С другой стороны, и ритм жизни в России в начале XX в. был уже совершенно другим, даже религиозные служители вовлекались в буржуазные отношения. Многие прогрессивные муллы издавали газеты и журналы, требовали постоянного контроля и организованные ими новометодные медресе. Паломник же выпадал из активной жизни практически на целый год. Мало кто мог позволить себе такую роскошь. Вероятно, поэтому люди отправлялись в хадж во время вынужденной ссылки (казанский мулла Г.Апанаев), или уже в советское время (Р.Фахретдин, Г.Гумари), когда они были свободны от повседневной суеты. Таким образом, буржуазная активность мешала сохранению религиозной отрешенности даже мусульманского духовенства, а предприниматели, постоянно озабоченные увеличением своих капиталов, тем более не могли надолго оставить дела. Интеллигенция же часто не имела таких средств, чтобы совершать дальние вояжи. А те, кто добирались до берегов Босфора, были слишком увлечены светскими знаниями и заботами настоящего времени: прогрессом, культурой, образованием. Кроме того, многие светские интеллигенты (писатели, публицисты) были слишком молоды тогда и, вероятно, откладывали совершение хаджа на более позднее время, до наступления зрелого возраста. Тем более существовали и рекомендации органов власти по поводу допустимого возраста паломников, приветствовались лица старше 50 лет.

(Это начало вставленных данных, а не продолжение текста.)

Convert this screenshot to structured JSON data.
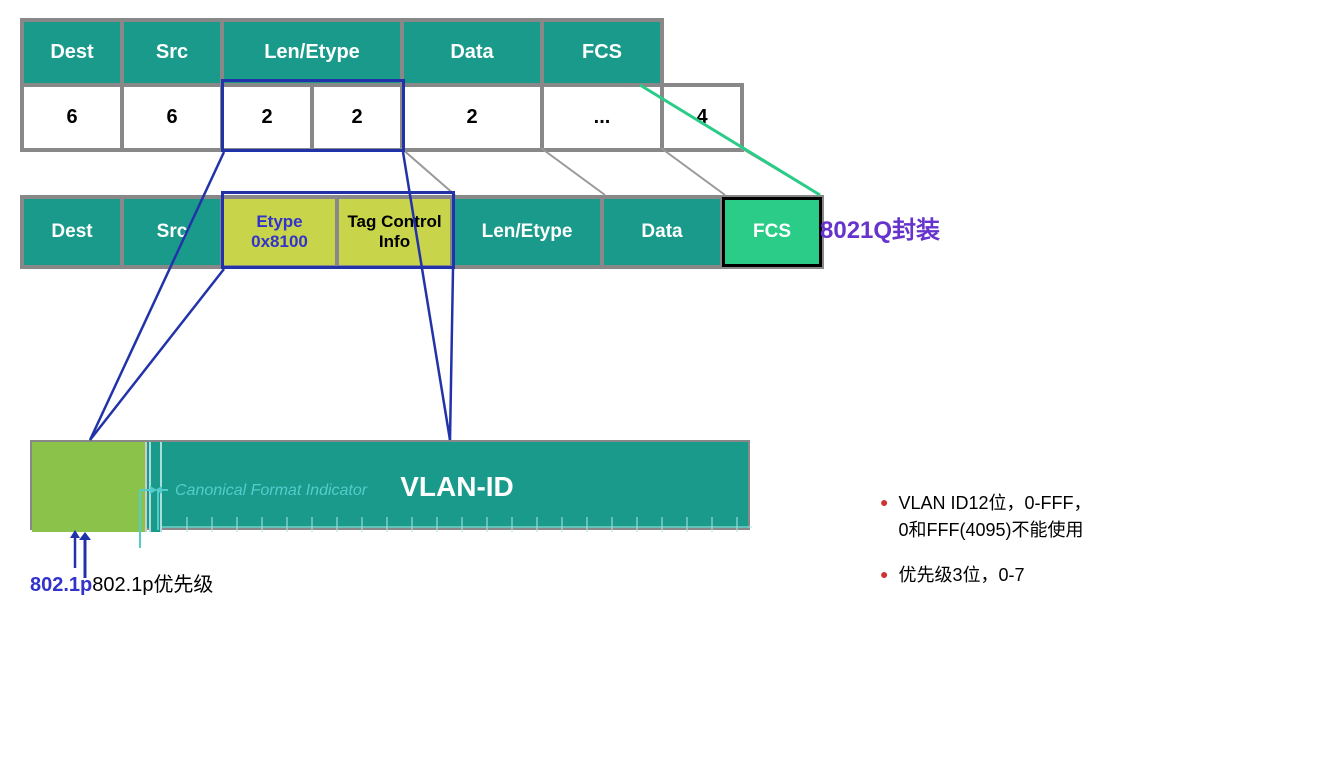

Для большинства же простых татар совершение хаджа всегда было неосуществимой задачей, но это не значит, что они были неверующими. Вирусом атеизма были поражены немногочисленные круги интеллигенции. Большинство же населения сохранило прежнее традиционное отношение к вере. Например, когда в типографии «Шарек» в Уфе вышло стихотворение М.Гафури <Юктырсын да Алла» («Видно, нет тебя, Аллах»), в контору издательства разобраться с поэтом пришла толпа татар, они хотели избить его за атеистические строки. Среди них много было мелких торговцев, старьевщиков. В воспоминаниях современника М.Гафури, написанных уже в советское время, говорится о том, что защищать поэта перед разъяренной толпой вышли уфимские рабочие, и конфликт был устранен [57, с.89]. Однако насколько верны эти комментарии, сказанные уже под влиянием коммунистической идеологии? Остается лишь факт, что стихи Гафури, отрицающие Бога, вызвали искреннее возмущение у части татарского населения. Следовательно, массовое сознание было неоднозначным, где присутствовали и истинные верующие, и атеистически настроенные люди.

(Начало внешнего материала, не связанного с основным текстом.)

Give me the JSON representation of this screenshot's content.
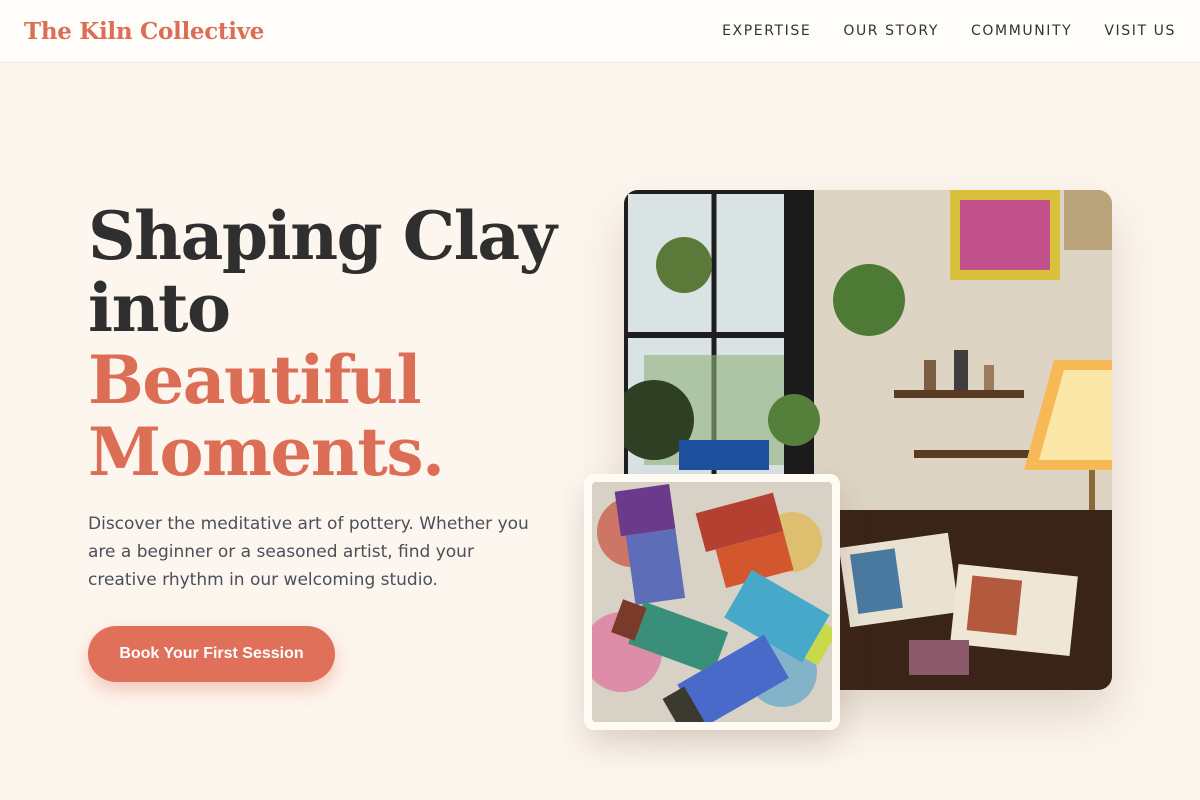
{
  "brand": {
    "name": "The Kiln Collective"
  },
  "nav": {
    "items": [
      "EXPERTISE",
      "OUR STORY",
      "COMMUNITY",
      "VISIT US"
    ]
  },
  "hero": {
    "title_lines": [
      "Shaping Clay",
      "into"
    ],
    "title_accent_lines": [
      "Beautiful",
      "Moments."
    ],
    "description": "Discover the meditative art of pottery. Whether you are a beginner or a seasoned artist, find your creative rhythm in our welcoming studio.",
    "cta_label": "Book Your First Session"
  },
  "colors": {
    "accent": "#dc6e55",
    "background": "#fdf6ee",
    "heading": "#2f2f2f",
    "body_text": "#4a4f5a"
  }
}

«Мы боялись и боимся безверия. Мы думаем, человек неверующий -опасный элемент в семье и государстве», - говорил депутат Государственной думы Г.Х. Еникеев в своем выступлении от 9 июня 1908 г. [28, с.121]. Безусловно, его слова во многом отражали отношение большинства людей к религии.

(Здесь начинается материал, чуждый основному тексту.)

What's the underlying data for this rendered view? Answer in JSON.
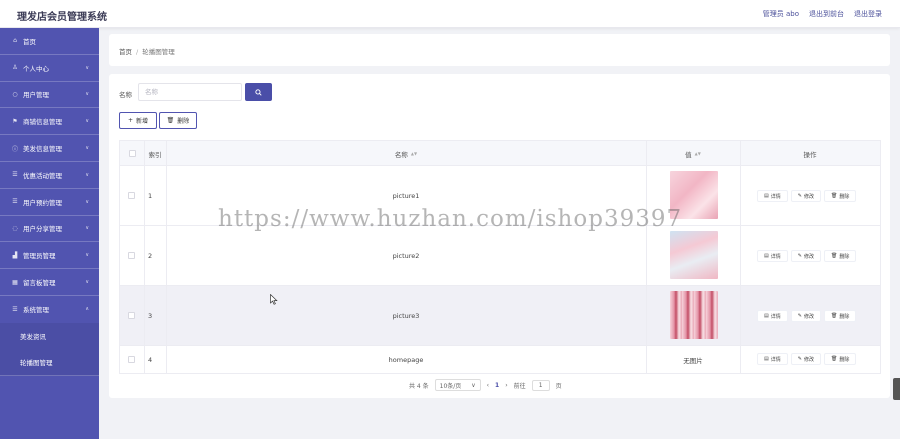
{
  "header": {
    "title": "理发店会员管理系统",
    "user": "管理员 abo",
    "back_to_frontend": "退出到前台",
    "logout": "退出登录"
  },
  "sidebar": {
    "items": [
      {
        "label": "首页",
        "icon": "home-icon"
      },
      {
        "label": "个人中心",
        "icon": "person-icon"
      },
      {
        "label": "用户管理",
        "icon": "user-circle-icon"
      },
      {
        "label": "商铺信息管理",
        "icon": "flag-icon"
      },
      {
        "label": "美发信息管理",
        "icon": "info-icon"
      },
      {
        "label": "优惠活动管理",
        "icon": "list-icon"
      },
      {
        "label": "用户预约管理",
        "icon": "list-icon"
      },
      {
        "label": "用户分享管理",
        "icon": "share-icon"
      },
      {
        "label": "管理员管理",
        "icon": "chart-icon"
      },
      {
        "label": "留言板管理",
        "icon": "message-icon"
      },
      {
        "label": "系统管理",
        "icon": "settings-icon"
      }
    ],
    "sub_items": [
      {
        "label": "美发资讯"
      },
      {
        "label": "轮播图管理"
      }
    ]
  },
  "breadcrumb": {
    "home": "首页",
    "separator": "/",
    "current": "轮播图管理"
  },
  "search": {
    "label": "名称",
    "placeholder": "名称"
  },
  "toolbar": {
    "add_label": "新增",
    "delete_label": "删除"
  },
  "table": {
    "headers": {
      "index": "索引",
      "name": "名称",
      "value": "值",
      "actions": "操作"
    },
    "rows": [
      {
        "index": "1",
        "name": "picture1",
        "has_image": true,
        "value_text": "",
        "image_color": "#f3c7d3"
      },
      {
        "index": "2",
        "name": "picture2",
        "has_image": true,
        "value_text": "",
        "image_color": "#d8e8f3"
      },
      {
        "index": "3",
        "name": "picture3",
        "has_image": true,
        "value_text": "",
        "image_color": "#e8a8b5"
      },
      {
        "index": "4",
        "name": "homepage",
        "has_image": false,
        "value_text": "无图片",
        "image_color": ""
      }
    ],
    "row_actions": {
      "detail": "详情",
      "edit": "修改",
      "delete": "删除"
    }
  },
  "pagination": {
    "total": "共 4 条",
    "page_size": "10条/页",
    "current_page": "1",
    "goto_prefix": "前往",
    "goto_value": "1",
    "goto_suffix": "页"
  },
  "watermark": "https://www.huzhan.com/ishop39397",
  "colors": {
    "sidebar": "#5154b0",
    "accent": "#4a4ea8"
  }
}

Например, вплоть до 1920-х гг. продолжалось строительство мечетей. Люди искренне хотели создавать новые мусульманские приходы, требовали от властей разрешения, писали ходатайства, собирали деньги. К приме-

ру, в Казани Закабанная мечеть уже в русской части города была построена лишь в 1924-1926 гг. В Уфе местные татары с 1907 г. долго добивались разрешения на строительство 6-й соборной мечети. Городские власти отказывались выделить свободные земли, ссылаясь на то, что поблизости в этом районе уже есть мечеть. Но верующие настаивали, так как они не умещались в ближайшей Хакимовской мечети. Новый храм начал функционировать только в 1918 г.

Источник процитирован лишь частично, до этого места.